Regarding John Bolton: A reply to Scott Johnson

In a post called “Jeff Sessions: The Open Questions,” Scott critiqued a post I wrote about the demonization of John Bolton. My post was called “It’s John Bolton’s turn.”

My post objected to the treatment by some conservatives of Sessions and Bolton. Scott discussed both ex-Trump administration officials. I replied to the portion of Scott’s post pertaining to Sessions here. Now, I will reply to the portion pertaining to Bolton.

If I read Scott’s post correctly, he questions whether Bolton has been demonized (or, if you prefer, vilified) at all. In an email to me, Scott said I was “arguing with shadows.”

This, though, is what President Trump had to say about Bolton in a tweet I quoted in my post:

For a guy who couldn’t get approved for the Ambassador to the U.N. years ago, couldn’t get approved for anything since, “begged” me for a non Senate approved job, which I gave him despite many saying “Don’t do it, sir,” takes the job, mistakenly says “Libyan Model” on T.V., and many more mistakes of judgement, gets fired because frankly, if I listened to him, we would be in World War Six by now, and goes out and IMMEDIATELY writes a nasty & untrue book. All Classified National Security. Who would do this?

Trump casts a giant shadow. Within two days of his attack tweet, conservative commentators were piling on.

Lou Dobbs called Bolton a RINO and a “tool” for radical Democrats and the “deep state.” Rodney Howard-Browne, a conservative pastor who has visited the White House to “lay hands” on Trump, lamented not physically assaulting Bolton when he had the chance. The pastor added that Jesus Christ would have “beat the crap out of” Bolton for disobeying President Donald Trump.

Rush Limbaugh referred to Bolton as “the next Christine Blasey Ford.”

It was these sorts of denunciations (and there were others) that I had in mind when I wrote my post.

I can’t tell from Scott’s email and his post whether he thinks Bolton should be attacked in harsh terms like those used by Trump. If he doesn’t, then we are in agreement on the main point I tried to make in my post.

It is clear that, at a minimum, Scott thinks Bolton was wrong to seek the publication of his memoir of service in the Trump administration before the upcoming election, and that doing so was a betrayal of trust. But that’s not the same thing as believing that Bolton should be denounced the way he was in Trump’s tweet and the attacks that followed.

As to whether Bolton should have sought publication of his book, Scott cited with approval an article by Bolton’s longtime friend and associate, Fred Fleitz. The article criticized Bolton’s decision but did not demonize Bolton.
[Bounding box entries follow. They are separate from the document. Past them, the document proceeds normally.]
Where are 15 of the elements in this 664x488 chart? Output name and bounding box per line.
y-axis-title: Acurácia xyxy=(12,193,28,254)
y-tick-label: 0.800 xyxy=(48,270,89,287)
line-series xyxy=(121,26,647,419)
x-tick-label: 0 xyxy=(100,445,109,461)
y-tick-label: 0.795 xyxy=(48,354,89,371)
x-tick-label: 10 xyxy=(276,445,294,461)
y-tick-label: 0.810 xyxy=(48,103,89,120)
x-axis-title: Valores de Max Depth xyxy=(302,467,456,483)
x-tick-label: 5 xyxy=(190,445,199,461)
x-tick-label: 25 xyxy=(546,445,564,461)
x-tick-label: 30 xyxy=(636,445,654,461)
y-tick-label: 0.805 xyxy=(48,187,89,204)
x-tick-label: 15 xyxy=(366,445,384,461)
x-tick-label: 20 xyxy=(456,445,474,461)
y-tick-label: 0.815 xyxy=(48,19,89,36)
Scott deems Fleitz’s criticism of Bolton’s decision “unanswerable.”

I respect Fleitz (as I respect Bolton) and knew he had expressed this view. However, I don’t agree with it.

The public benefits from truthful accounts by former administration officials about the policies a current administration has employed or is employing. This is particularly true if a president isn’t telling the truth about his policies.

Suppose an ex-Obama administration official had written that, contrary to the White House’s claims, the president was orchestrating the IRS’s policy of withholding tax exempt status from conservative organizations. I wouldn’t criticize that ex-official for blowing the whistle, I would praise him or her.

In Bolton’s case, assuming that accounts of what he has written are true, the former national security advisor is contradicting Trump’s claims about the withholding (for a brief time) of aid to Ukraine. That issue – the matter of “quid pro quo” — was at the heart of the impeachment proceedings. It remains in dispute (though probably not in serious doubt). I think the public would benefit from Bolton’s first-hand account.

There is, to be sure, a potential downside to books like Bolton’s. Fleitz identifies it. Such insider accounts might deter future candid discussions between the president and members of his staff.

However, Bolton’s is not the first insider’s book about the Trump administration. There is The Briefing by Sean Spicer, Unhinged by Omarosa Manigault Newman, Team of Vipers by Cliff Sims, and A Warning, by an anonymous White House official. There has also been non-stop leaking about presidential conversations (which I don’t approve of).

These books weren’t written by members of Trump’s national security team. However, special procedures protect against the breaching of national security through books like Bolton’s.

Fleitz’s point wasn’t that Bolton’s book threatens national security. It was that it makes candid discussion less likely because the revelations might affect the next election. But the same is true, potentially, of revelations in the other books.

Yet the publication of these books does not appear to have deterred candid White House conversations. I gather, for example, that Trump and Bolton communicated candidly about key matters such as Ukraine policy. I gather, too, that extensive leaking in past administration hasn’t prevented candid White House conversations.

Even so, reasonable people can disagree with me as to whether the benefits of a book like Bolton outweigh the potential risks. I didn’t argue that Bolton should be immune from criticism for seeking to publish his book. My argument was that he shouldn’t be demonized.

I also wondered why President Trump has selected so many people for key positions whom he later found severely wanting and, in some cases, saw fit to demonize. I’m still wondering.